In the old world of the last century, industries tended to make both internal and external sense. Content got created. Content got moved from creator to consumer in standard ways. There was the wholesaler, the distributor, the consumer and the habit-forming distribution supply chains. Content -- whether print, photo, movie, video, recordings, etc. -- moved to the consumer in standard ways. Print was printed, whether on newsprint or glossy paper, then delivered via mail, hand, car or newsstand to consumers. It was paid for by advertising, subscription or individual point of sale. Movies and videos were distributed via theaters, broadcasters, cablecasters and/or various ever-changing consumer packages and paid for individually, by advertising and by subscription.

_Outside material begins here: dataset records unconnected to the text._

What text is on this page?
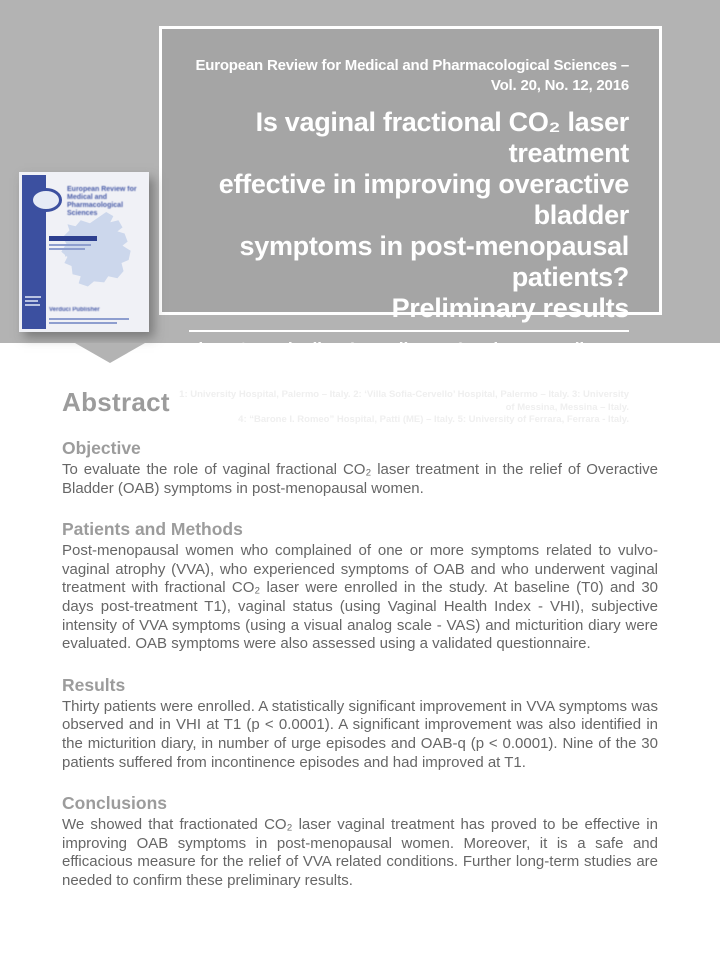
European Review for Medical and Pharmacological Sciences – Vol. 20, No. 12, 2016
Is vaginal fractional CO₂ laser treatment
effective in improving overactive bladder
symptoms in post-menopausal patients?
Preliminary results
Perino A¹, Cucinella G², Gugliotta G³, Saitta S⁴, Polito S⁵,
Adile B², Marci R⁵, Calagna G¹
1: University Hospital, Palermo – Italy. 2: ‘Villa Sofia-Cervello’ Hospital, Palermo – Italy. 3: University of Messina, Messina – Italy.
4: “Barone I. Romeo” Hospital, Patti (ME) – Italy. 5: University of Ferrara, Ferrara - Italy.
European Review for Medical and Pharmacological Sciences
Verduci Publisher
Abstract
Objective

To evaluate the role of vaginal fractional CO₂ laser treatment in the relief of Overactive Bladder (OAB) symptoms in post-menopausal women.

Patients and Methods

Post-menopausal women who complained of one or more symptoms related to vulvo-vaginal atrophy (VVA), who experienced symptoms of OAB and who underwent vaginal treatment with fractional CO₂ laser were enrolled in the study. At baseline (T0) and 30 days post-treatment T1), vaginal status (using Vaginal Health Index - VHI), subjective intensity of VVA symptoms (using a visual analog scale - VAS) and micturition diary were evaluated. OAB symptoms were also assessed using a validated questionnaire.

Results

Thirty patients were enrolled. A statistically significant improvement in VVA symptoms was observed and in VHI at T1 (p < 0.0001). A significant improvement was also identified in the micturition diary, in number of urge episodes and OAB-q (p < 0.0001). Nine of the 30 patients suffered from incontinence episodes and had improved at T1.

Conclusions

We showed that fractionated CO₂ laser vaginal treatment has proved to be effective in improving OAB symptoms in post-menopausal women. Moreover, it is a safe and efficacious measure for the relief of VVA related conditions. Further long-term studies are needed to confirm these preliminary results.
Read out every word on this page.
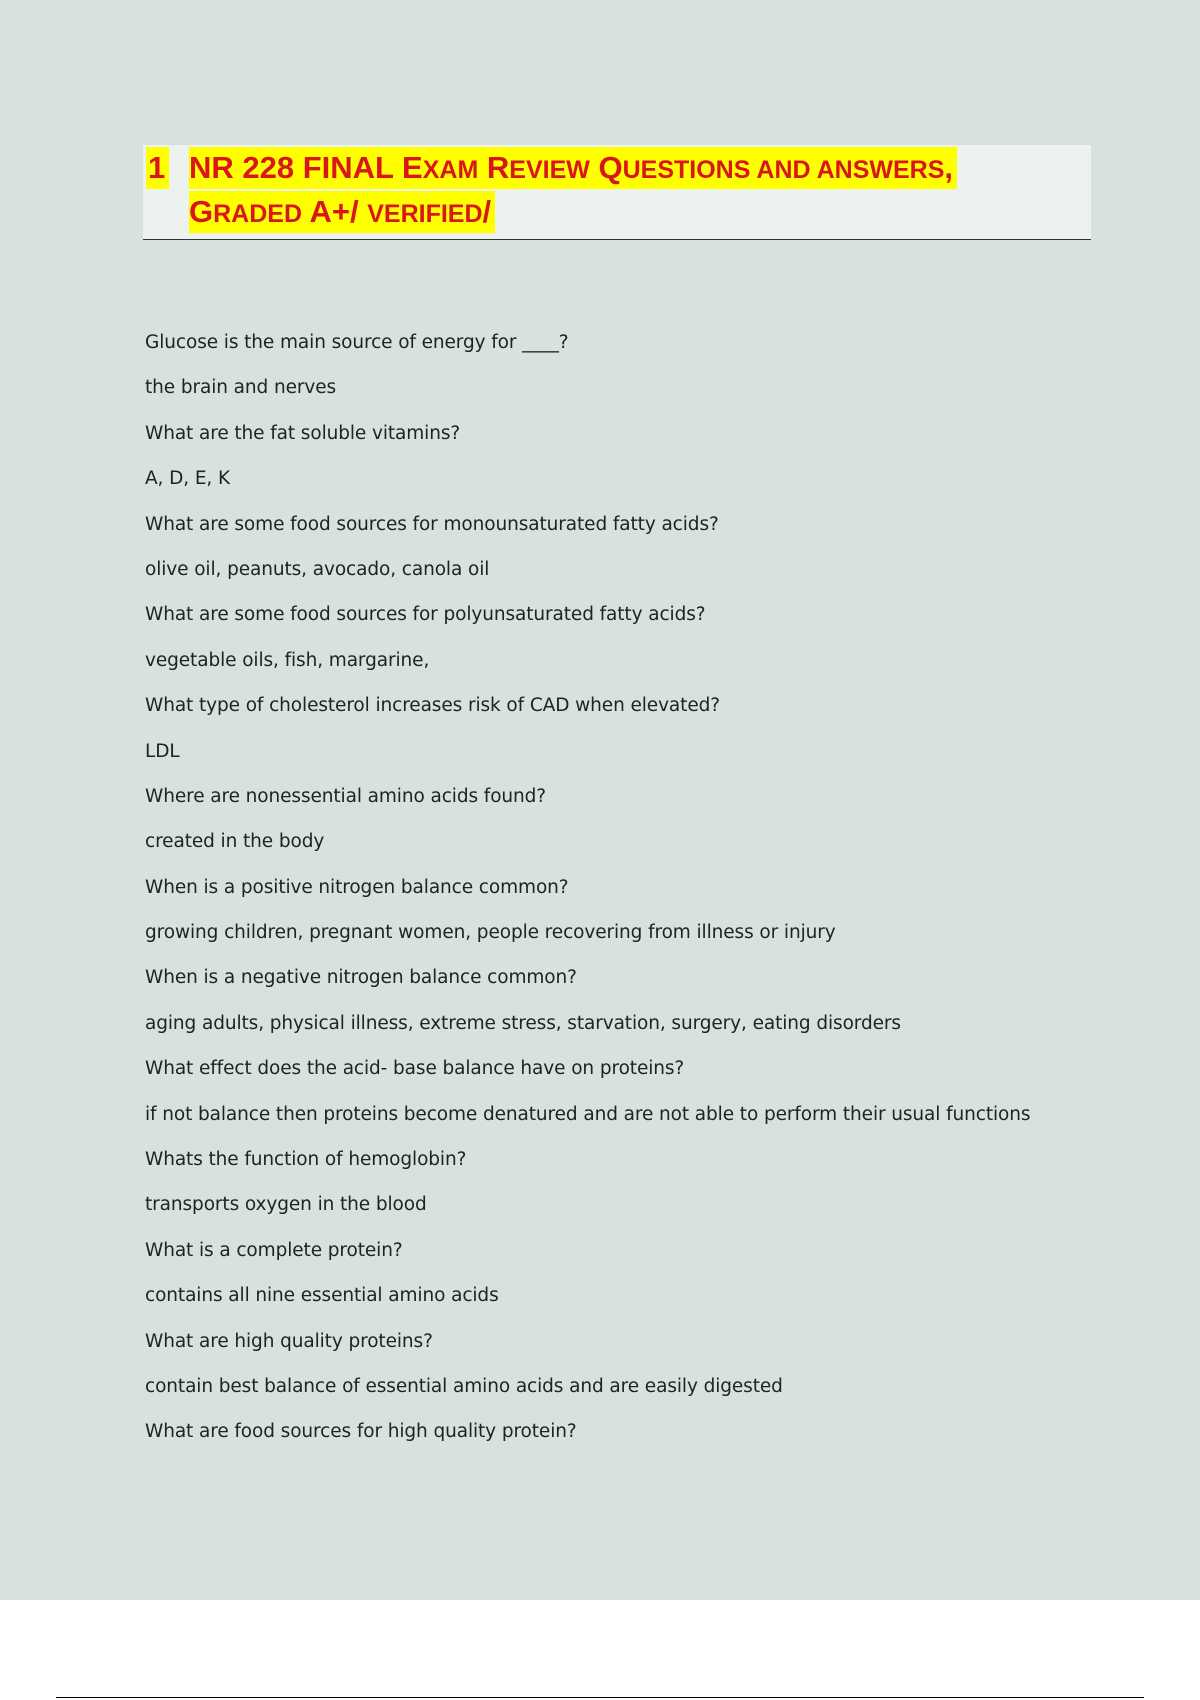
1 NR 228 FINAL EXAM REVIEW QUESTIONS AND ANSWERS,
GRADED A+/ VERIFIED/
Glucose is the main source of energy for ____?
the brain and nerves
What are the fat soluble vitamins?
A, D, E, K
What are some food sources for monounsaturated fatty acids?
olive oil, peanuts, avocado, canola oil
What are some food sources for polyunsaturated fatty acids?
vegetable oils, fish, margarine,
What type of cholesterol increases risk of CAD when elevated?
LDL
Where are nonessential amino acids found?
created in the body
When is a positive nitrogen balance common?
growing children, pregnant women, people recovering from illness or injury
When is a negative nitrogen balance common?
aging adults, physical illness, extreme stress, starvation, surgery, eating disorders
What effect does the acid- base balance have on proteins?
if not balance then proteins become denatured and are not able to perform their usual functions
Whats the function of hemoglobin?
transports oxygen in the blood
What is a complete protein?
contains all nine essential amino acids
What are high quality proteins?
contain best balance of essential amino acids and are easily digested
What are food sources for high quality protein?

Each part of the chain knew what it was doing.
Then as the century flipped, the ever-expanding bandwidth of cable television systems helped create and enable the consumer internet. One-time telephone companies paid attention and duplicated the bandwidth (well, Verizon did with FiOS and AT&T did it sloppily with U-Verse). Then social media companies hopped on the new easy to collect and monetize one-to-many and many-to-one data points, thus redirecting advertising models and building dominant "fringe" businesses while the infrastructure providers were legally barred from duplicating the data point usage. (Given how justifiably cranky the data suppliers are getting about this, look for the social media companies to begin sharing more data use.)

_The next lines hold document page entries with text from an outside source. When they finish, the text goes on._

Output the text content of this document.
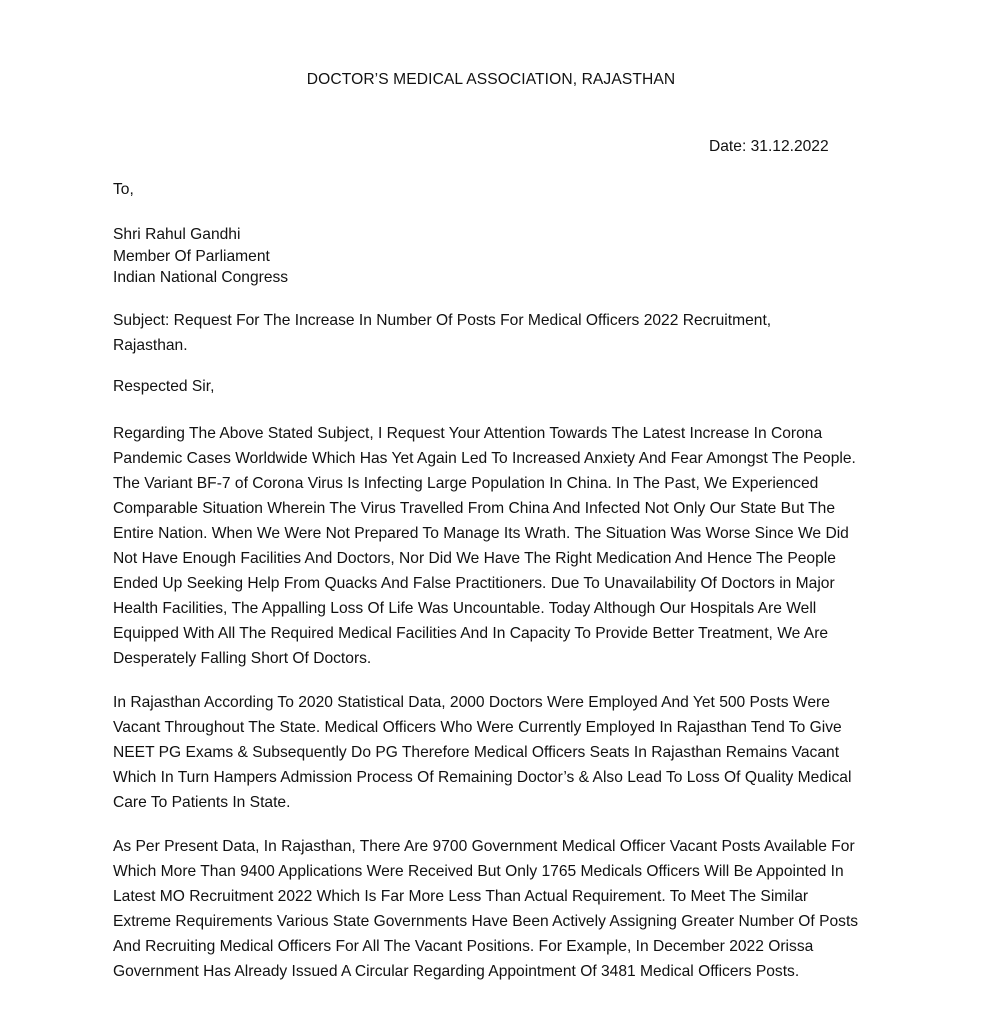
DOCTOR’S MEDICAL ASSOCIATION, RAJASTHAN
Date: 31.12.2022
To,
Shri Rahul Gandhi
Member Of Parliament
Indian National Congress
Subject: Request For The Increase In Number Of Posts For Medical Officers 2022 Recruitment, Rajasthan.
Respected Sir,
Regarding The Above Stated Subject, I Request Your Attention Towards The Latest Increase In Corona Pandemic Cases Worldwide Which Has Yet Again Led To Increased Anxiety And Fear Amongst The People. The Variant BF-7 of Corona Virus Is Infecting Large Population In China. In The Past, We Experienced Comparable Situation Wherein The Virus Travelled From China And Infected Not Only Our State But The Entire Nation. When We Were Not Prepared To Manage Its Wrath. The Situation Was Worse Since We Did Not Have Enough Facilities And Doctors, Nor Did We Have The Right Medication And Hence The People Ended Up Seeking Help From Quacks And False Practitioners. Due To Unavailability Of Doctors in Major Health Facilities, The Appalling Loss Of Life Was Uncountable. Today Although Our Hospitals Are Well Equipped With All The Required Medical Facilities And In Capacity To Provide Better Treatment, We Are Desperately Falling Short Of Doctors.
In Rajasthan According To 2020 Statistical Data, 2000 Doctors Were Employed And Yet 500 Posts Were Vacant Throughout The State. Medical Officers Who Were Currently Employed In Rajasthan Tend To Give NEET PG Exams & Subsequently Do PG Therefore Medical Officers Seats In Rajasthan Remains Vacant Which In Turn Hampers Admission Process Of Remaining Doctor’s & Also Lead To Loss Of Quality Medical Care To Patients In State.
As Per Present Data, In Rajasthan, There Are 9700 Government Medical Officer Vacant Posts Available For Which More Than 9400 Applications Were Received But Only 1765 Medicals Officers Will Be Appointed In Latest MO Recruitment 2022 Which Is Far More Less Than Actual Requirement. To Meet The Similar Extreme Requirements Various State Governments Have Been Actively Assigning Greater Number Of Posts And Recruiting Medical Officers For All The Vacant Positions. For Example, In December 2022 Orissa Government Has Already Issued A Circular Regarding Appointment Of 3481 Medical Officers Posts.
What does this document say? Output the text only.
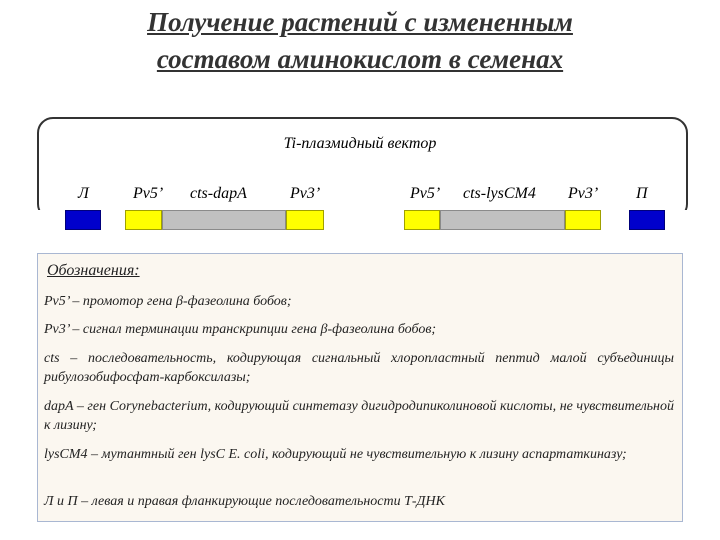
Получение растений с измененным
составом аминокислот в семенах
Ti-плазмидный вектор
Л	Pv5’ cts-dapA	Pv3’	Pv5’ cts-lysCM4 Pv3’ П
Обозначения:
Pv5’ – промотор гена β-фазеолина бобов;
Pv3’ – сигнал терминации транскрипции гена β-фазеолина бобов;
cts – последовательность, кодирующая сигнальный хлоропластный пептид малой субъединицы рибулозобифосфат-карбоксилазы;
dapA – ген Corynebacterium, кодирующий синтетазу дигидродипиколиновой кислоты, не чувствительной к лизину;
lysCM4 – мутантный ген lysC E. coli, кодирующий не чувствительную к лизину аспартаткиназу;
Л и П – левая и правая фланкирующие последовательности Т-ДНК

This is what the never-ending Net Neutrality battle is really about. The same issue dominates the Department of Justice's attempt to derail the vertical combination of AT&T and Time Warner. Following the example of Comcast's ownership of NBCUniversal, AT&T naturally wants to vertically integrate. In yet another case of changing industry definitions, what we're seeing is not just companies merging but whole industries merging.

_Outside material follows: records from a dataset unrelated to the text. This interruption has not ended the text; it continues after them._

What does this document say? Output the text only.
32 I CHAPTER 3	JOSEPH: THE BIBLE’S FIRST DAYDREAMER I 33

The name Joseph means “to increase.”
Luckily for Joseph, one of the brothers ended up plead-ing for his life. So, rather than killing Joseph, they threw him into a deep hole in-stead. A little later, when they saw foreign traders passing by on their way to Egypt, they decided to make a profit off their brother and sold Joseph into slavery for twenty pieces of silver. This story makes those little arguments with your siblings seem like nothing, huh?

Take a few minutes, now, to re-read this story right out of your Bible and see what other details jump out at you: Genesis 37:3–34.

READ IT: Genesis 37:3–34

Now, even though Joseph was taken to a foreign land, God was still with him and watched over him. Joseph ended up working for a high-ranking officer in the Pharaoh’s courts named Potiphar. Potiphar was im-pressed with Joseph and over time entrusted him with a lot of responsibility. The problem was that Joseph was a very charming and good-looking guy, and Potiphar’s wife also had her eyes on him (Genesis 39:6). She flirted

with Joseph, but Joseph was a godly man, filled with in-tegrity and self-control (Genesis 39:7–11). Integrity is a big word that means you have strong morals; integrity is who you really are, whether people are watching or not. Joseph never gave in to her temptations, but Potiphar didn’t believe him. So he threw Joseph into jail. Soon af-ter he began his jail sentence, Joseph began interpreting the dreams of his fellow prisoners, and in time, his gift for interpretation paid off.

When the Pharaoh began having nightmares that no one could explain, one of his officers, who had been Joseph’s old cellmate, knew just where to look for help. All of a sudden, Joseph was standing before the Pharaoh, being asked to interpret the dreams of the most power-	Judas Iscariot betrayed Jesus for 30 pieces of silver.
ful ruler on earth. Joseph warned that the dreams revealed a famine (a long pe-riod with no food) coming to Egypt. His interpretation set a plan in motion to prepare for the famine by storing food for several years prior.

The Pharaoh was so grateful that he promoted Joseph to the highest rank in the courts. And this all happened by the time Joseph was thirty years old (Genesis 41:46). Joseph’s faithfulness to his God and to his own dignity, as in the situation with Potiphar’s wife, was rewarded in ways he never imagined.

And now, so-called 5G wireless will (maybe, details under development now) have the capacity to compete with the wired infrastructure. AT&T's aim is to have cellular, satellite and wired infrastructure along with some owned content. Meanwhile, Comcast is deploying cellular access, too. Verizon has added digital content with Oath. Stay tuned … more players are circling … unless the DoJ wins. Then it'll be back to the drawing boards.
About that infrastructure warning, all parts of this emerging new "industrial-enterprises-to-be-labeled-something-soon" need to be understood and thought of as one eco-system. That's from how content is created to how it is distributed and used … that is, as bandwidth grows and devices proliferate, creators have to think through intended and unintended usages. What screens might be used for what counts as much as why. Just remember that the "big" 60" square TV tube is a thing of the dark ages and that the 5" x 2.5" smartphone screen isn't the end of screen design.